Further developments to this model could include the incorporation of non-routine and pharmacogenetic markers (recently identified for GLP1-RA) [8], and additional glucose-lowering drug classes, in particular, off-patent sulfonylureas and pioglitazone to support the deployment of the algorithm in lower-income countries where the availability of newer medications may be limited.
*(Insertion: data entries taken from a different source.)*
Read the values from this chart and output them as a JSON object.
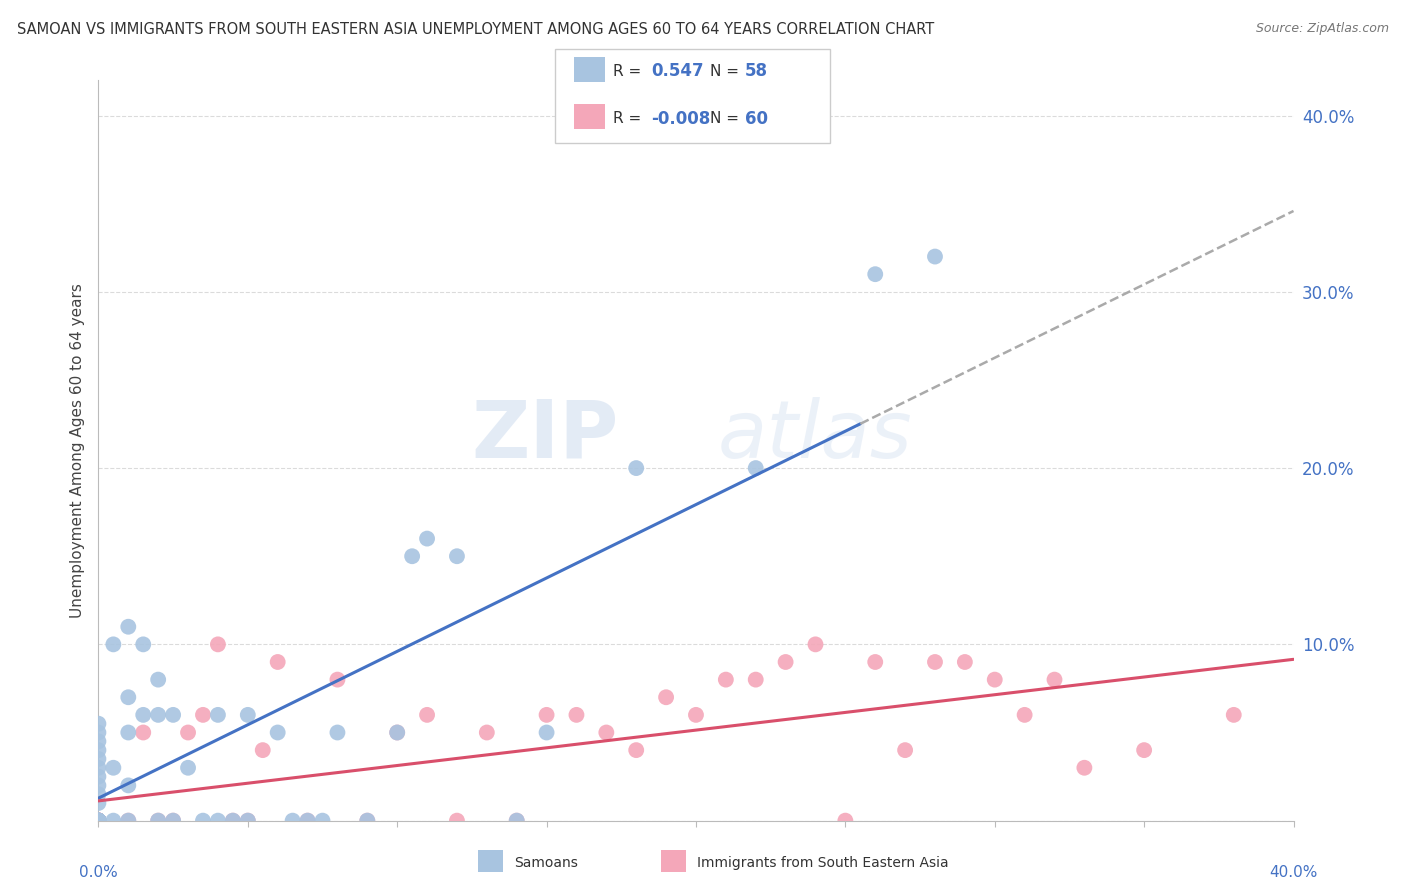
{
  "title": "SAMOAN VS IMMIGRANTS FROM SOUTH EASTERN ASIA UNEMPLOYMENT AMONG AGES 60 TO 64 YEARS CORRELATION CHART",
  "source": "Source: ZipAtlas.com",
  "ylabel": "Unemployment Among Ages 60 to 64 years",
  "xlim": [
    0.0,
    0.4
  ],
  "ylim": [
    0.0,
    0.42
  ],
  "R_samoans": 0.547,
  "N_samoans": 58,
  "R_immigrants": -0.008,
  "N_immigrants": 60,
  "color_samoans": "#a8c4e0",
  "color_immigrants": "#f4a7b9",
  "line_color_samoans": "#4472c4",
  "line_color_immigrants": "#d94f6b",
  "watermark_zip": "ZIP",
  "watermark_atlas": "atlas",
  "samoans_x": [
    0.0,
    0.0,
    0.0,
    0.0,
    0.0,
    0.0,
    0.0,
    0.0,
    0.0,
    0.0,
    0.0,
    0.0,
    0.0,
    0.0,
    0.0,
    0.0,
    0.0,
    0.0,
    0.0,
    0.0,
    0.005,
    0.005,
    0.005,
    0.01,
    0.01,
    0.01,
    0.01,
    0.01,
    0.015,
    0.015,
    0.02,
    0.02,
    0.02,
    0.025,
    0.025,
    0.03,
    0.035,
    0.04,
    0.04,
    0.045,
    0.05,
    0.05,
    0.06,
    0.065,
    0.07,
    0.075,
    0.08,
    0.09,
    0.1,
    0.105,
    0.11,
    0.12,
    0.14,
    0.15,
    0.18,
    0.22,
    0.26,
    0.28
  ],
  "samoans_y": [
    0.0,
    0.0,
    0.0,
    0.0,
    0.0,
    0.0,
    0.0,
    0.0,
    0.0,
    0.0,
    0.01,
    0.015,
    0.02,
    0.025,
    0.03,
    0.035,
    0.04,
    0.045,
    0.05,
    0.055,
    0.0,
    0.03,
    0.1,
    0.0,
    0.02,
    0.05,
    0.07,
    0.11,
    0.06,
    0.1,
    0.0,
    0.06,
    0.08,
    0.0,
    0.06,
    0.03,
    0.0,
    0.0,
    0.06,
    0.0,
    0.0,
    0.06,
    0.05,
    0.0,
    0.0,
    0.0,
    0.05,
    0.0,
    0.05,
    0.15,
    0.16,
    0.15,
    0.0,
    0.05,
    0.2,
    0.2,
    0.31,
    0.32
  ],
  "immigrants_x": [
    0.0,
    0.0,
    0.0,
    0.0,
    0.0,
    0.0,
    0.0,
    0.0,
    0.0,
    0.0,
    0.0,
    0.0,
    0.0,
    0.0,
    0.0,
    0.0,
    0.0,
    0.0,
    0.0,
    0.0,
    0.01,
    0.015,
    0.02,
    0.025,
    0.03,
    0.035,
    0.04,
    0.045,
    0.05,
    0.055,
    0.06,
    0.07,
    0.08,
    0.09,
    0.1,
    0.11,
    0.12,
    0.13,
    0.14,
    0.15,
    0.16,
    0.17,
    0.18,
    0.19,
    0.2,
    0.21,
    0.22,
    0.23,
    0.24,
    0.25,
    0.26,
    0.27,
    0.28,
    0.29,
    0.3,
    0.31,
    0.32,
    0.33,
    0.35,
    0.38
  ],
  "immigrants_y": [
    0.0,
    0.0,
    0.0,
    0.0,
    0.0,
    0.0,
    0.0,
    0.0,
    0.0,
    0.0,
    0.0,
    0.0,
    0.0,
    0.0,
    0.0,
    0.0,
    0.0,
    0.0,
    0.0,
    0.0,
    0.0,
    0.05,
    0.0,
    0.0,
    0.05,
    0.06,
    0.1,
    0.0,
    0.0,
    0.04,
    0.09,
    0.0,
    0.08,
    0.0,
    0.05,
    0.06,
    0.0,
    0.05,
    0.0,
    0.06,
    0.06,
    0.05,
    0.04,
    0.07,
    0.06,
    0.08,
    0.08,
    0.09,
    0.1,
    0.0,
    0.09,
    0.04,
    0.09,
    0.09,
    0.08,
    0.06,
    0.08,
    0.03,
    0.04,
    0.06
  ],
  "line_dash_start_x": 0.255,
  "line_dash_end_x": 0.4
}
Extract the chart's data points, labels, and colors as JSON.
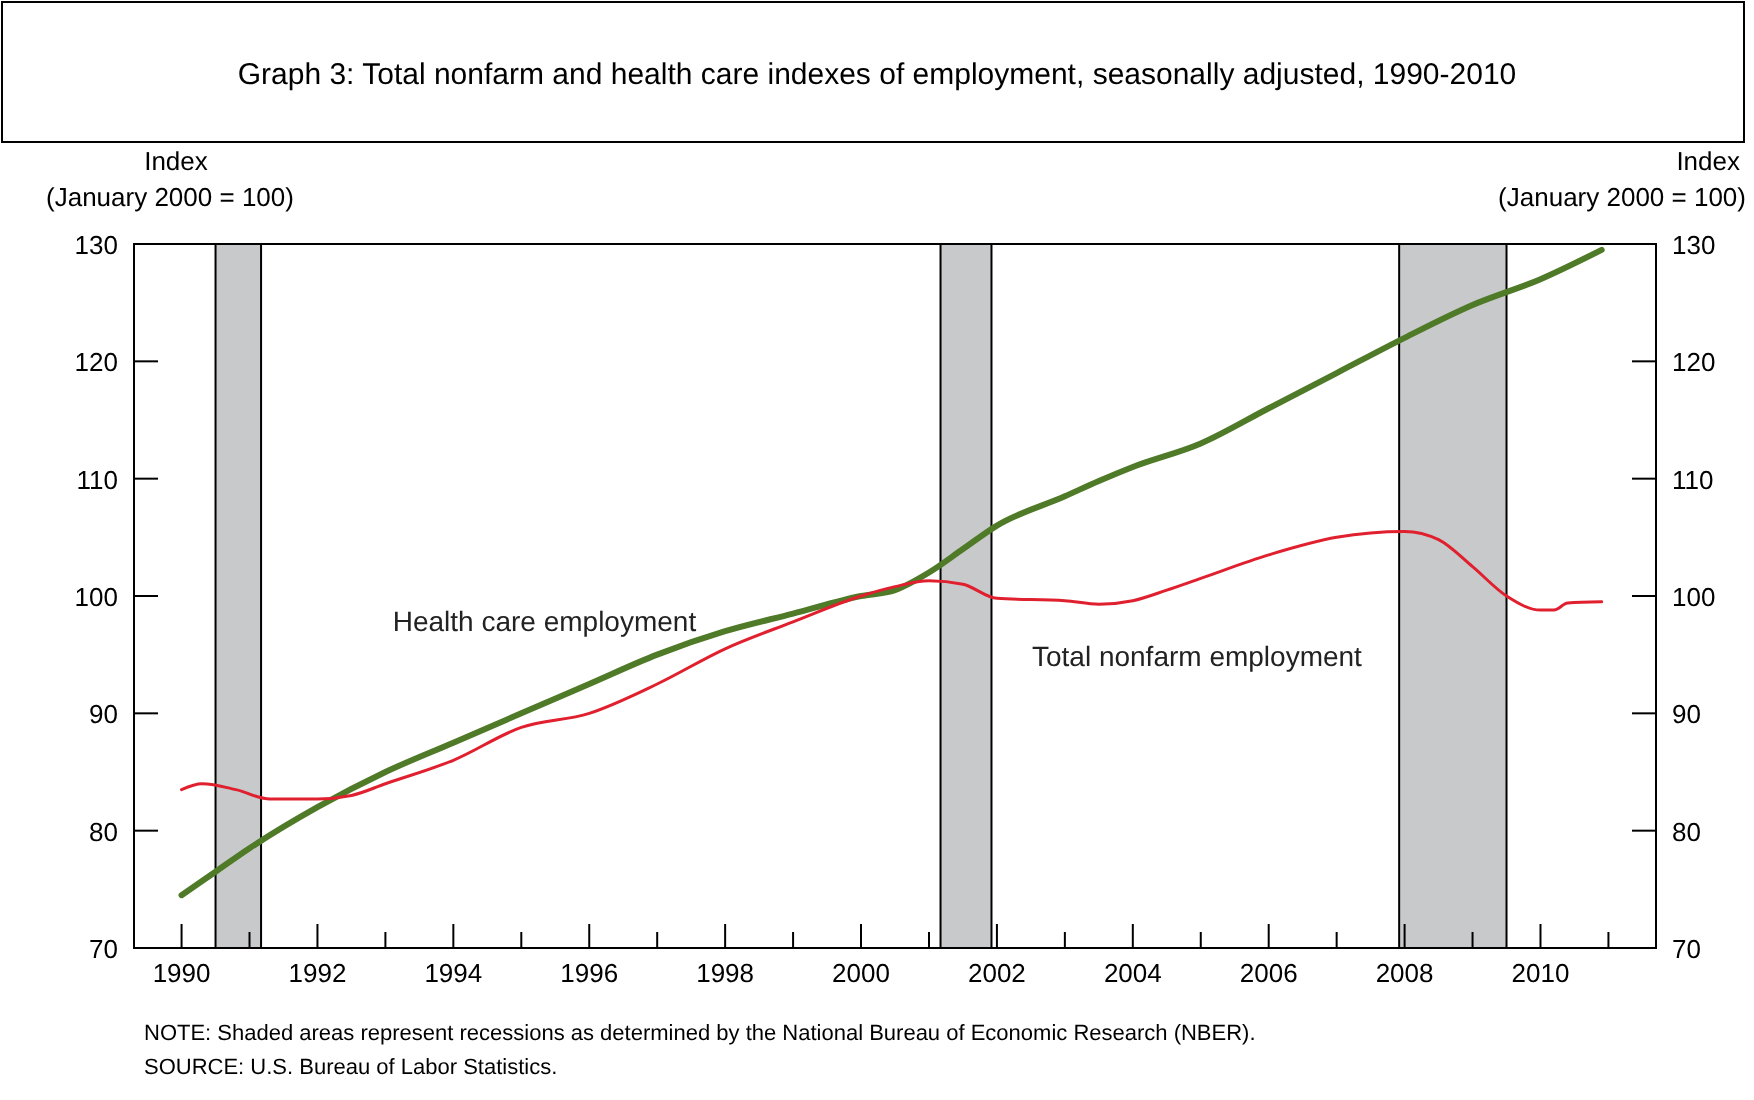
{
  "chart_data": {
    "type": "line",
    "title": "Graph 3: Total nonfarm and health care indexes of employment, seasonally adjusted, 1990-2010",
    "ylabel": "Index\n(January 2000 = 100)",
    "y2label": "Index\n(January 2000 = 100)",
    "xlim": [
      1989.3,
      2011.7
    ],
    "xticks": [
      1990,
      {
        "value": 1991,
        "label": null
      },
      1992,
      {
        "value": 1993,
        "label": null
      },
      1994,
      {
        "value": 1995,
        "label": null
      },
      1996,
      {
        "value": 1997,
        "label": null
      },
      1998,
      {
        "value": 1999,
        "label": null
      },
      2000,
      {
        "value": 2001,
        "label": null
      },
      2002,
      {
        "value": 2003,
        "label": null
      },
      2004,
      {
        "value": 2005,
        "label": null
      },
      2006,
      {
        "value": 2007,
        "label": null
      },
      2008,
      {
        "value": 2009,
        "label": null
      },
      2010,
      {
        "value": 2011,
        "label": null
      }
    ],
    "ylim": [
      70,
      130
    ],
    "yticks": [
      70,
      80,
      90,
      100,
      110,
      120,
      130
    ],
    "y2lim": [
      70,
      130
    ],
    "y2ticks": [
      70,
      80,
      90,
      100,
      110,
      120,
      130
    ],
    "grid": false,
    "legend": false,
    "marker": "none",
    "line_style": "solid",
    "series": [
      {
        "name": "Health care employment",
        "color": "#4f7a28",
        "x": [
          1990,
          1990.5,
          1991,
          1992,
          1993,
          1994,
          1995,
          1996,
          1997,
          1998,
          1999,
          2000,
          2000.5,
          2001,
          2001.5,
          2002,
          2003,
          2003.5,
          2004,
          2005,
          2006,
          2007,
          2008,
          2009,
          2010,
          2010.9
        ],
        "values": [
          74.5,
          76.5,
          78.5,
          82,
          85,
          87.5,
          90,
          92.5,
          95,
          97,
          98.5,
          100,
          100.5,
          102,
          104,
          106,
          108.5,
          109.8,
          111,
          113,
          116,
          119,
          122,
          124.8,
          127,
          129.5
        ]
      },
      {
        "name": "Total nonfarm employment",
        "color": "#e0202e",
        "x": [
          1990,
          1990.3,
          1990.8,
          1991.3,
          1992,
          1992.5,
          1993,
          1994,
          1995,
          1996,
          1997,
          1998,
          1999,
          2000,
          2000.5,
          2001,
          2001.5,
          2002,
          2003,
          2003.5,
          2004,
          2004.5,
          2005,
          2006,
          2007,
          2008,
          2008.5,
          2009,
          2009.5,
          2010,
          2010.2,
          2010.4,
          2010.9
        ],
        "values": [
          83.5,
          84,
          83.5,
          82.7,
          82.7,
          83,
          84,
          86,
          88.8,
          90,
          92.5,
          95.5,
          97.8,
          100,
          100.8,
          101.3,
          101,
          99.8,
          99.6,
          99.3,
          99.6,
          100.5,
          101.5,
          103.5,
          105,
          105.5,
          104.8,
          102.5,
          100,
          98.8,
          98.8,
          99.4,
          99.5
        ]
      }
    ],
    "bands": [
      {
        "axis": "x",
        "from": 1990.5,
        "to": 1991.17,
        "color": "#c8c9cb"
      },
      {
        "axis": "x",
        "from": 2001.17,
        "to": 2001.92,
        "color": "#c8c9cb"
      },
      {
        "axis": "x",
        "from": 2007.92,
        "to": 2009.5,
        "color": "#c8c9cb"
      }
    ],
    "annotations": [
      "NOTE:  Shaded areas represent recessions as determined by the National Bureau of Economic Research (NBER).",
      "SOURCE:  U.S. Bureau of Labor Statistics."
    ]
  }
}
Assessment of semaglutide, a GLP-1RA with potent glycaemic effect excluded here due to low numbers prescribed during the period of data availability, and tirzepatide, a dual GIP and GLP-1 receptor agonist not currently available in the UK, is an important area for future research as our model may benefit from recalibration for these newer therapies. Although our ethnicity-specific validation suggests good performance in people of non-white ethnicity, setting and ethnicity-specific validation and optimisation would also improve future clinical utility. Given the possibility of selection bias due to non-random treatment assignment, validation in a dataset where individuals were randomised to therapy would further strengthen the evidence for model deployment. However, few active comparator trials of these two therapies have been conducted [24], and to our knowledge, none are available for data-sharing. Ultimately, research, likely in even larger datasets, is needed on whether individualised models for other short-and-long term outcomes beyond glycaemia, particularly cardiorenal disease, can further improve current prescribing approaches [25].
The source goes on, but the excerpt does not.